Bennett würde nicht allein meutern. Netanjahus eigene Likud-Partei wird von Sympathisanten der Siedler systematisch unterwandert. Sie wissen, dass sie den Likud kontrollieren müssen, wenn sie die Regierung beeinflussen wollen. Die Wahlen im Jänner belegten es deutlich: In vielen Siedlungen gab es weniger Likud-Wähler als Parteimitglieder. So degradierte die Siedlerlobby pragmatische Minister in parteiinternen Vorwahlen zu Hinterbänklern und ersetzte sie durch Vollblutideologen, die einen Palästinenserstaat ablehnen und den dritten jüdischen Tempel in Jerusalem errichten wollen – anstelle des Felsendoms.
Also entschloss Netanjahu sich für die Freilassung von Häftlingen. Um seine Basis zu besänftigen, verkündete er gleichzeitig neue Siedlungsbauvorhaben. So machte er den kleinen Erfolg von Abbas gleich wieder zunichte. Dieser ringt daheim ohnehin um Glaubwürdigkeit. Seine Autonomiebehörde steht vor dem Bankrott, sein Ansatz des friedlichen Widerstands bescherte keinen Wohl-, sondern Stillstand. Das macht auch Netanjahus Geste nicht wett. „Das Hochgefühl nach der Freilassung von Häftlingen hält nicht länger als 24 Stunden an“, sagt der palästinensische Journalist Sam Bahour aus Ramallah. Direkt danach dächten Palästinenser wieder daran, dass Israel ihren Alltag unerträglich mache: „Jede Nacht werden Verhaftungen durchgeführt, Siedlungen gebaut, und unsere Bewegungsfreiheit wird eingeschränkt.“
Abbas größtes Manko sei aber die mangelnde Legitimität. Sie stellt längst nicht mehr nur die radikal-islamische Hamas, sein wichtigster innenpolitischer Kontrahent, infrage. Abbas Amtszeit lief Anfang 2009 aus, Wahlen ließ er seither nicht zu. „Wie kann Abbas in unserem Namen sprechen?“, fragt daher nicht nur Bahour. Alle politischen Parteien kritisierten Abbas für die Rückkehr an den Verhandlungstisch, auch seine eigene Fatah. Da hilft die Unterstützung der Arabischen Liga kaum: „Die Diktatoren der arabischen Welt besitzen keine Glaubwürdigkeit mehr. Wir wollen die Unterstützung des Tahrir-Platzes, nicht amerikanischer Vasallen“, sagt Bahour.

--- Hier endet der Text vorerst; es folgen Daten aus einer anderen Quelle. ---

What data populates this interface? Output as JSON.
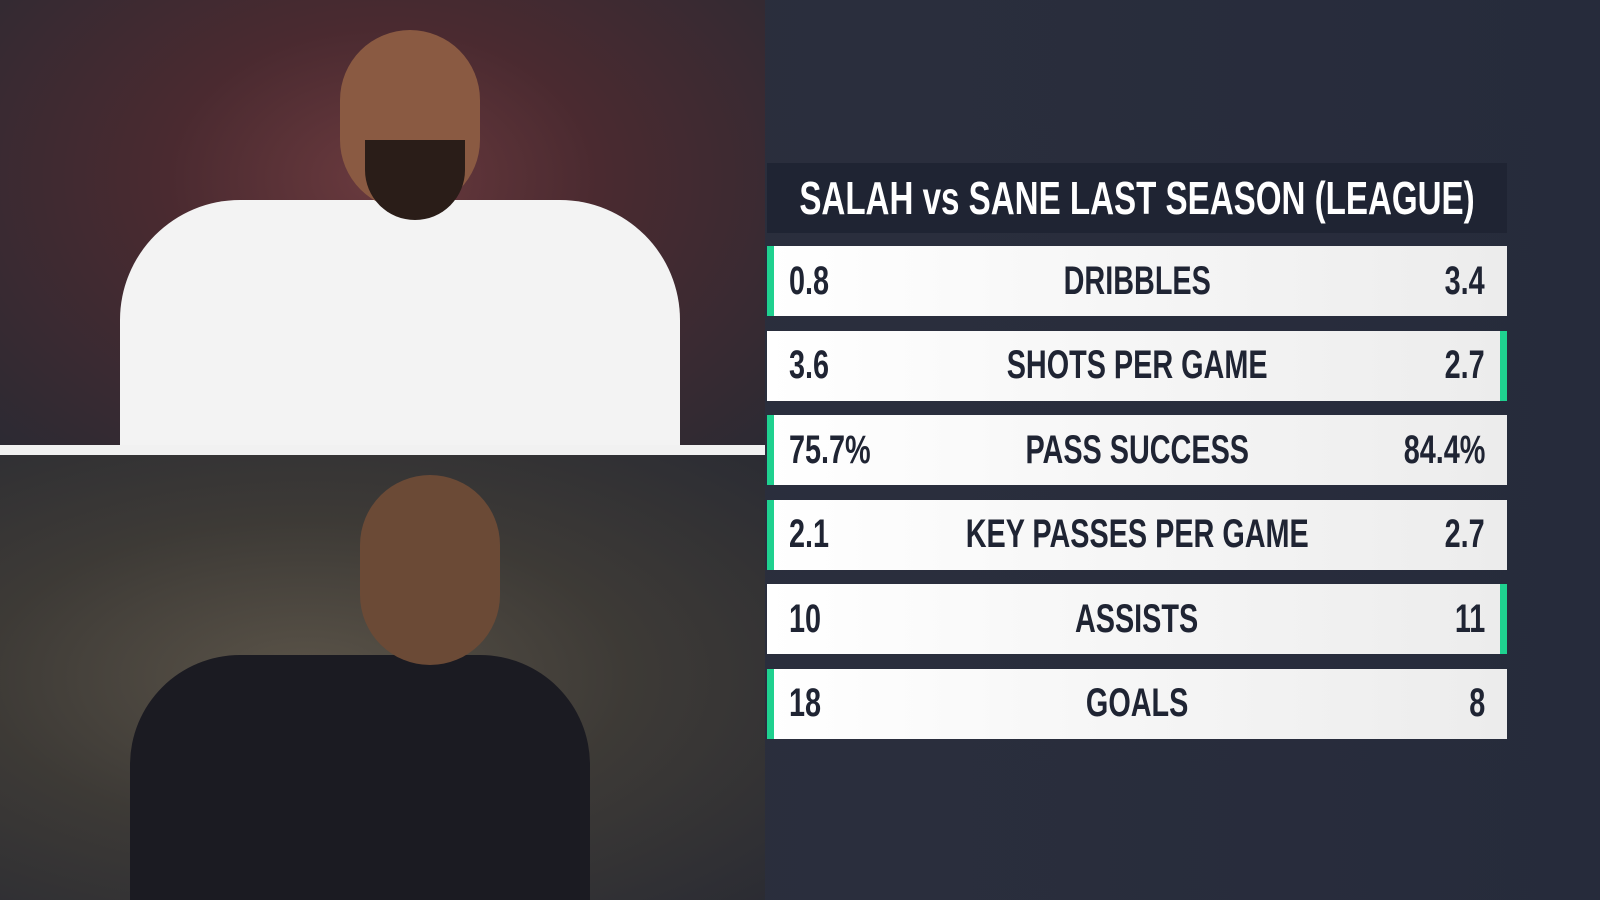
{
  "title": "SALAH vs SANE LAST SEASON (LEAGUE)",
  "rows": [
    {
      "left": "0.8",
      "label": "DRIBBLES",
      "right": "3.4",
      "accent": "left"
    },
    {
      "left": "3.6",
      "label": "SHOTS PER GAME",
      "right": "2.7",
      "accent": "right"
    },
    {
      "left": "75.7%",
      "label": "PASS SUCCESS",
      "right": "84.4%",
      "accent": "left"
    },
    {
      "left": "2.1",
      "label": "KEY PASSES PER GAME",
      "right": "2.7",
      "accent": "left"
    },
    {
      "left": "10",
      "label": "ASSISTS",
      "right": "11",
      "accent": "right"
    },
    {
      "left": "18",
      "label": "GOALS",
      "right": "8",
      "accent": "left"
    }
  ]
}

Solche Worte beflügeln israelische Kritiker. Selbst wenn eine Einigung mit Abbas erzielt werden könnte, sei unklar, wie diese umgesetzt werden könne. Im von der Hamas dominierten Gazastreifen habe Abbas nichts zu sagen. Und er habe auch kein Mandat, im Namen der palästinensischen Diaspora zu sprechen.
Selbst wenn es Livni und ihren palästinensischen Verhandlungspartnern Shtaye und Erekat in den renovierten Suiten des King-David-Hotels in Jerusalem gelingt, ihre Differenzen zu überbrücken, bleibt Netanjahu und Abbas vor den Toren der Edelherberge viel Arbeit damit, ihre eigenen Völker zu überzeugen, einem Friedensvertrag auch zuzustimmen.